Yarn bombing, also known as yarn storming has hit Kalispell, Montana!
Several trees and a park bench, on the lawn of the Hockaday Museum of Art, have been bombed!
What is Yarn Bombing
Have you ever heard of yarn bombing, guerilla knitting, yarn storming, or urban knitting?
Am I the last one on the planet to hear about this form of street art?
Being one of the first to get a computer and cell phone in the ’80s, (although the last to get a microwave oven) it is a little surprising that I am behind the times.
Urban knitting has been around for years, with the first recordings of it dating back as early as 2004 in Den Helder, Netherlands.
Then, in 2005, a group of Texan nifty knitters gathered their leftover projects and created a yarn storm.
Hmm, where have I been?
The idea is to change public spaces into colorful displays of street art.
The works of art may be knitted, crocheted, macrame, or strung single-stranded.
Creations made of yarn can last indefinitely.
However, yarn art is considered non-permanent.
With this in mind, if case you get the urge to go storming, yarn bombing is considered defacing public property.
For this reason, it’s illegal unless you have permission to create the art – as in the case of the yarn bombing exhibit which covered trees at the Hockaday Museum in my Kalispell neighborhood.
Examples of Yarn Storm Art
I went out and took pictures of the crafty creations on the lawn of the Hockaday Museum of Art.
First, I’ll share my least favorite yarn bomb. I’m not a fan of sports motifs. That’s why it’s my least favorite.
The second tree displayed patriotism. This yarn bomb has a patriotic 4th of July flair.
Next up. An interesting, cool, funky, chic yarn art.
Then, there’s what I call the storming up the light pole design.
Finally, we see an example of a yarn storm wrap.
Notice the yarn is simply wrapped around the tree trunk and branches.
This decoration of yarn art is my absolute favorite creation of all the trees.

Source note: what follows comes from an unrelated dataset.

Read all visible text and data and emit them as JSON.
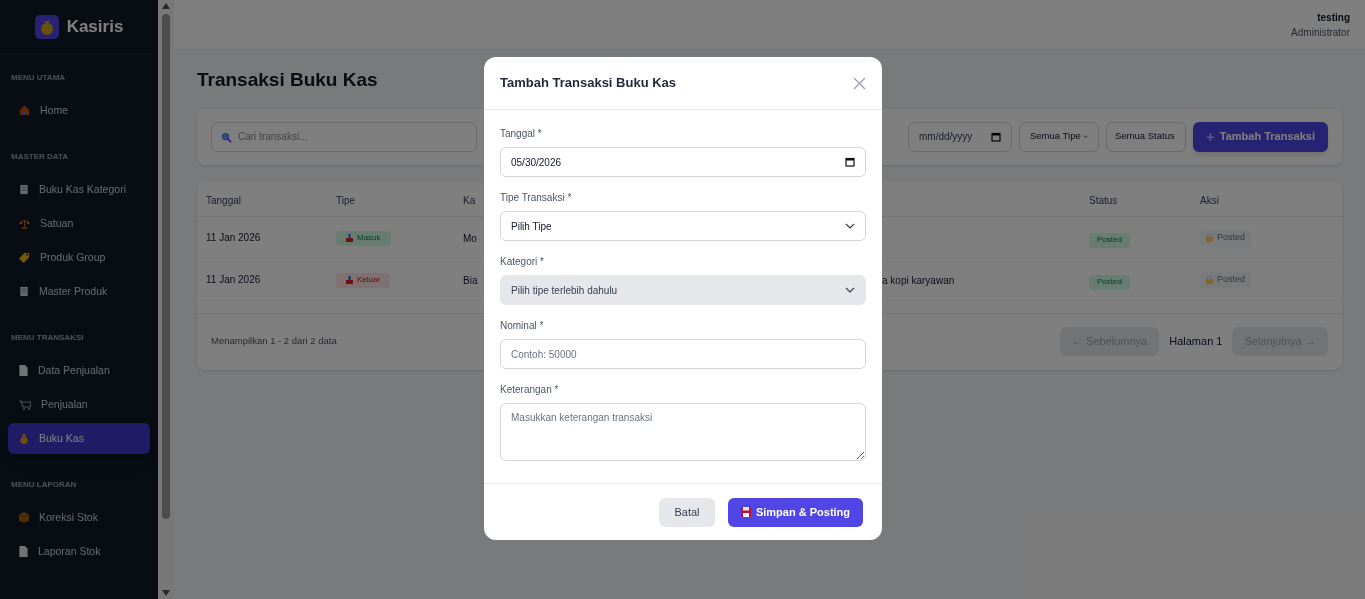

About this next yarn creation, a follower of my 365 project commented that it looks like a tree with pants.
What a clever sense of humor!
And, yes, I agree. The storm art looks like a tree person, perhaps doing a handstand, with their legs in the air sticking out of their knitted pants!
Yarn bombings are colorful displays of street art that cover objects in public places.
When I first noticed the lawn of the Hockaday Museum of Art with decorated trees, I had no clue what was going on.
Of course, I knew it had something to do with art.
It didn’t cross my mind that it was a popular form of knitted urban graffiti.
Everywhere you look, life is an adventure!